Equations use colors and fonts to make parts of the formula stand out, including functions, symbols, numbers, units, etc.
Display names configured for upstream variables are used within the equation, and mathematical symbols are automatically substituted for predefined constants.
ENT utilizes a very fast calculation engine capable of greatly reducing the time to analyze structures and other engineering problems. In early testing even relatively complex analyses with looping over millions of equations computed in microseconds.
Due to the high performance of our initial single-threaded solver we are delaying introduction of a more complex parallel solver until we can demonstrate a need for even faster calculation.
This performance also means that we will include an automatic calculation feature which will update the results as you modify the analysis.
As we add features, we’ll continue to publish results for comparison with legacy tools.
ENT uses an intuitive way to handle units of measure. By optionally encoding units into your formulas, ENT can translate between compatible units, and warn about invalid usages. For example:
ENT automatically converts values to the correct units as necessary.

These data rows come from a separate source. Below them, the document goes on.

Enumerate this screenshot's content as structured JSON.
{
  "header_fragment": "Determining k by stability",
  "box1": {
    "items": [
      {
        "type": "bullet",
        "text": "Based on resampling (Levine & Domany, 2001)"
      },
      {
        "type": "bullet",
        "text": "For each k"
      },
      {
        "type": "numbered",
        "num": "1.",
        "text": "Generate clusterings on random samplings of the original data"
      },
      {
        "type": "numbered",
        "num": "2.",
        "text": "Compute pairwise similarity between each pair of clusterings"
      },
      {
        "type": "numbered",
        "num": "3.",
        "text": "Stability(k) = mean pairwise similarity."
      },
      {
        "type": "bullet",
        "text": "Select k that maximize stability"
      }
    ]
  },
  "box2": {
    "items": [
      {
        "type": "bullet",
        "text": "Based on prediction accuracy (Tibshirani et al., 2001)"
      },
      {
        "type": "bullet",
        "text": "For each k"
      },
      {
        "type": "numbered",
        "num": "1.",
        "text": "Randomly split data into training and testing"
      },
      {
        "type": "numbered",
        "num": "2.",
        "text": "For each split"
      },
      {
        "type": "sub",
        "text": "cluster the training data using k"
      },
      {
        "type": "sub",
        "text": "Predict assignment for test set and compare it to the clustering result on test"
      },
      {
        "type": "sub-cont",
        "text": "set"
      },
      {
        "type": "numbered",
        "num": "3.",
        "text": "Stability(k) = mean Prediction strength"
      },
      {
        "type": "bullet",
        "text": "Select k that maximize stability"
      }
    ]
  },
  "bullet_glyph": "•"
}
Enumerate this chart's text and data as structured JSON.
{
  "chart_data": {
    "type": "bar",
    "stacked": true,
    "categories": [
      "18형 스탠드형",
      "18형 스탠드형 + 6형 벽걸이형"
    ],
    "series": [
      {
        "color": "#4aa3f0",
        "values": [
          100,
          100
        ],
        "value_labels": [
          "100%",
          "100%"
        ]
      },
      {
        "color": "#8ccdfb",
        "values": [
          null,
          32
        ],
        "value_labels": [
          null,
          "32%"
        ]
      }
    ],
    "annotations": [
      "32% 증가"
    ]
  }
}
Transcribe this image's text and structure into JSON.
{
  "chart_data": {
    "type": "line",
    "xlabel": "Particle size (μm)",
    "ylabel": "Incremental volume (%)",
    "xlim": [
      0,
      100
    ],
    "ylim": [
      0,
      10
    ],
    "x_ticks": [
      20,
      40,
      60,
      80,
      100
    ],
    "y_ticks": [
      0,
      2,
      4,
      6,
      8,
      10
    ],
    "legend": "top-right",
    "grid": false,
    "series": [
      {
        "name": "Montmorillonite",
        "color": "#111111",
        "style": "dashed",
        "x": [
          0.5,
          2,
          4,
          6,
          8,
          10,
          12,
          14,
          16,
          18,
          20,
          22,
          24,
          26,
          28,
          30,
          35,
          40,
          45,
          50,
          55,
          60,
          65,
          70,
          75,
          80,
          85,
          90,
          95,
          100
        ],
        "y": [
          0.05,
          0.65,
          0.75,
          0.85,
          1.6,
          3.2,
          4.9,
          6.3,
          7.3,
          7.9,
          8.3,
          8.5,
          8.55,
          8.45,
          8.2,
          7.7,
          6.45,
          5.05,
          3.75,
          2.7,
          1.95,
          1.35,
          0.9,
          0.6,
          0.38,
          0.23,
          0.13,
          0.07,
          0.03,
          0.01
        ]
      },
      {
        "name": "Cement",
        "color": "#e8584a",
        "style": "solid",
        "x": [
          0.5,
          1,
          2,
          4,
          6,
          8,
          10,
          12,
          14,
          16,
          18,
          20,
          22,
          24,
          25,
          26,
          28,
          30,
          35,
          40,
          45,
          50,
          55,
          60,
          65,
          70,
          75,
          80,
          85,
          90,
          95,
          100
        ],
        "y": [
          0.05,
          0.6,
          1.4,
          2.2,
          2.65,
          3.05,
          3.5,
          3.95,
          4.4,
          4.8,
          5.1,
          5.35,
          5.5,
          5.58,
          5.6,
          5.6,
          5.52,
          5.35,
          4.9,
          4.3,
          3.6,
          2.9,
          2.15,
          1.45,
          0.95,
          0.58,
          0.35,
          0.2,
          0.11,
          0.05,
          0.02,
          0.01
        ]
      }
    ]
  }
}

ENT will attempt to deduce the units of the result when possible. This allows you to mix formulas and variables originating from multiple sources* easily. You can also explicitly specify the units resulting from the formula as well as the units output by the equation.
For example you might have a textbook with a complex formula that results in radians, but you want to convert the results to degrees. You can enter the formula directly and specify it results in radians, and also specify that you want the output converted to degrees.
ENT supports dimensional values. This is really just the familiar concept of tabular data by a different name. When pulling in multi-dimensional data ENT users can specify the name for each dimension. For example you might have an input table that provides various sample lengths and widths for a simple column. In ENT you could specify a dimension named length and one named width to hold these values. You can then use a dimensional loop statement to iterate over all the combinations of length and width in the input table and apply those to engineering functions or custom formulas.
Furthermore using an auditing feature you can choose which iteration of the loop to display in the document. For example, you might want to show all the details of the calculation that led to the minimum margin of safety for some output property.
ENT allows adjusting the split between the document and outline views, and also allows sizing the document contents with a zoom slider on the bottom right corner of the status bar.
More importantly ENT allows the user to choose page size, margins, and orientation for the document. Users with large monitors can specify a large paper size, and layout the document in multiple columns to take advantage of this if desired.
ENT will support meta-data for various sensitive features that some teams might want to forbid. For example, leads on a particular team may wish to forbid use of Excel inputs as anything but simple data values, and in particular to prevent use of Excel macros as part of the analysis. Other projects may forbid use of certain plug-in functions.
Both of these features are supported by meta-data specifying a hierarchical name for a particular team. For example you might have “Aircorp/MilDiv/XWing/v2”, where MilDiv may restrict use of some non-military plug-in functions and Excel Macros, and XWing may further restrict use of other functions.
The author must choose the correct team for each document to get the restriction, and this will be included as part of the meta-data of the document. Switching the team after creation will result in errors in the document which will be flagged securely to prevent any workaround such as switching teams to get access to restricted features.
A major reason for using a tool like ENT is to provide the proof of your analysis. Usually there is a review process by internal experts, and the final document may be subject to review by government regulators.
You can always see exactly how ENT calculated a particular result.